農家にとって種はとても大切で、よい種、よい土は長い年月その土地に適応してきて馴染んだものです。その場所にとても密接です。今のように、人が都会に移住したりあちこちに移動するのが当たり前になりましたがむかしはその土地の地縁と結ばれたら基本はずっとその土地と共に人生を全うしていました。
だからこそ種もまた、その土地の大切なパートナーでありその土地に馴染んだものになっていくのです。私たちの体は土でできています。土が化けたものが野菜ですから、その野菜を食べているというのはその土地の循環の一部になっているということです。
その土地の循環の一部になっているというのは、その自然の一部になっているということ。その自然に近づき、その自然そのものに順応する。それが私たちの暮らしの基本になっていったのです。

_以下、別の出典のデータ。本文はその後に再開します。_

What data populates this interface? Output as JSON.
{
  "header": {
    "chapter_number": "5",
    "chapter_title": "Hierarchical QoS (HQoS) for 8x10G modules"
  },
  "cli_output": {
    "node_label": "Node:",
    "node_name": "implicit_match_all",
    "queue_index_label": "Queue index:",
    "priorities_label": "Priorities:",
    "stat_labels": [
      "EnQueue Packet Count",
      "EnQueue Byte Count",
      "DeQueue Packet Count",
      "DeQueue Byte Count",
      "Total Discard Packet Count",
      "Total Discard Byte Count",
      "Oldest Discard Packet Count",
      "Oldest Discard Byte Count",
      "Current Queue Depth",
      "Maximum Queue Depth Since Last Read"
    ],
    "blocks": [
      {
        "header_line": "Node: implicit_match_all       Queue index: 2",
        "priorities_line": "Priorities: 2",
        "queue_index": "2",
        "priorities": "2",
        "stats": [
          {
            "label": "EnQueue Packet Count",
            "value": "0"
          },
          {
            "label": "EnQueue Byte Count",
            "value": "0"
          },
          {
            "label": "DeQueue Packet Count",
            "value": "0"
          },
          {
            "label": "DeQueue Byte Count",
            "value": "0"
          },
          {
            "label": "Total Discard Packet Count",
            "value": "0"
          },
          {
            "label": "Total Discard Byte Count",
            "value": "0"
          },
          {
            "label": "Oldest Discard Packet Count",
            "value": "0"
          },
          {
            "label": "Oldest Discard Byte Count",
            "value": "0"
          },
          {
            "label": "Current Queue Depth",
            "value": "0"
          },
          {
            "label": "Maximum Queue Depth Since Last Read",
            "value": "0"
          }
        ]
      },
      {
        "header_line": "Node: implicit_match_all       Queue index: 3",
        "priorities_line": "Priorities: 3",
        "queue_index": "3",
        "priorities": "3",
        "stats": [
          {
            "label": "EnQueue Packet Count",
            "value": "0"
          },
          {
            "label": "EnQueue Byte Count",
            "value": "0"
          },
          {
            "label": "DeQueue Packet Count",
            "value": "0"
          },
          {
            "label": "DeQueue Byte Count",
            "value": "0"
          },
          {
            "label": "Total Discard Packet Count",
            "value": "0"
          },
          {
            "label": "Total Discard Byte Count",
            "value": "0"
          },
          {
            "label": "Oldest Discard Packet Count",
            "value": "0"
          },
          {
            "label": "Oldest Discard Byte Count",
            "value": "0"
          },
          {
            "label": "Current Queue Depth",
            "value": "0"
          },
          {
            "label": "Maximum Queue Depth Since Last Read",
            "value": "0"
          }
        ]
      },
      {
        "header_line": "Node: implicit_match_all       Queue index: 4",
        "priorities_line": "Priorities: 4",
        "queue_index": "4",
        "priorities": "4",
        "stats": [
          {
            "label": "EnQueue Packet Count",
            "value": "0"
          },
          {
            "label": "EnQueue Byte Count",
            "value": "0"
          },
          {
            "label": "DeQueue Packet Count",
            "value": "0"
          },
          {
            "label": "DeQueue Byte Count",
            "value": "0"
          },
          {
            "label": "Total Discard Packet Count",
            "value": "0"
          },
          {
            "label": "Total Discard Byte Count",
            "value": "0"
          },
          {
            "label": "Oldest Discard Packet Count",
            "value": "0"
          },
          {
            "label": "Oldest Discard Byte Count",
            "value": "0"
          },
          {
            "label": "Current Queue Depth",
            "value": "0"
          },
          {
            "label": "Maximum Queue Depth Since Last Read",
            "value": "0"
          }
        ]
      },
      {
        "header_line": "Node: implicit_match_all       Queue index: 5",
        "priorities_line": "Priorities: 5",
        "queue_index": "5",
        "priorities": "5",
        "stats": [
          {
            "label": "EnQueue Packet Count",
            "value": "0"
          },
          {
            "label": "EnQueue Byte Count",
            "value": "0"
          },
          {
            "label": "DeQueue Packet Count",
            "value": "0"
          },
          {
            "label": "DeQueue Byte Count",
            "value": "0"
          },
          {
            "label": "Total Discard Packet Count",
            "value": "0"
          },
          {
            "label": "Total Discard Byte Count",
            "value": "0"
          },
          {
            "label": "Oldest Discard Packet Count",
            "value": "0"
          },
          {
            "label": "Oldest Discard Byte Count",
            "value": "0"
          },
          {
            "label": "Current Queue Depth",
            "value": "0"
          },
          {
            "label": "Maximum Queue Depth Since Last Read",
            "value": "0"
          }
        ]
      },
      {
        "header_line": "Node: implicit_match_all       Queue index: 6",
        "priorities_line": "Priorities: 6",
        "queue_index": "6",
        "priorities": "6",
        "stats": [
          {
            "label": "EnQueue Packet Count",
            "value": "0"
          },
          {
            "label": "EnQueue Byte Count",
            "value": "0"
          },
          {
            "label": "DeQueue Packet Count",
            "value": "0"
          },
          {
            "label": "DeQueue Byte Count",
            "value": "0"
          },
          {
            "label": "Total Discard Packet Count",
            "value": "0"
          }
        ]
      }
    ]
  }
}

寒い地域、乾燥した地域、水の多い地域、それぞれに出てくる自然環境は異なります。その異なる環境の中で、自分の体も、食べ物も、過ごし方、暮らし方、考え方や生き方に至るまで変わっていきます。その土地のものになっていくのです。
その土地になるというのは、そこで暮らしてその自然の一部になっているということです。子どもたちもまた、その土地から湧き出てきます。それが種です。種はあらゆる記憶をもって誕生し、前に体験したことを身に着け次の世代へとつなぎ結んでいきます。種と共に生きるのは私たちは自然に入るための大切な作法のようなものかもしれません。
引き続き、自家採種を楽しみながら自然農に取り組んでいきたいと思います。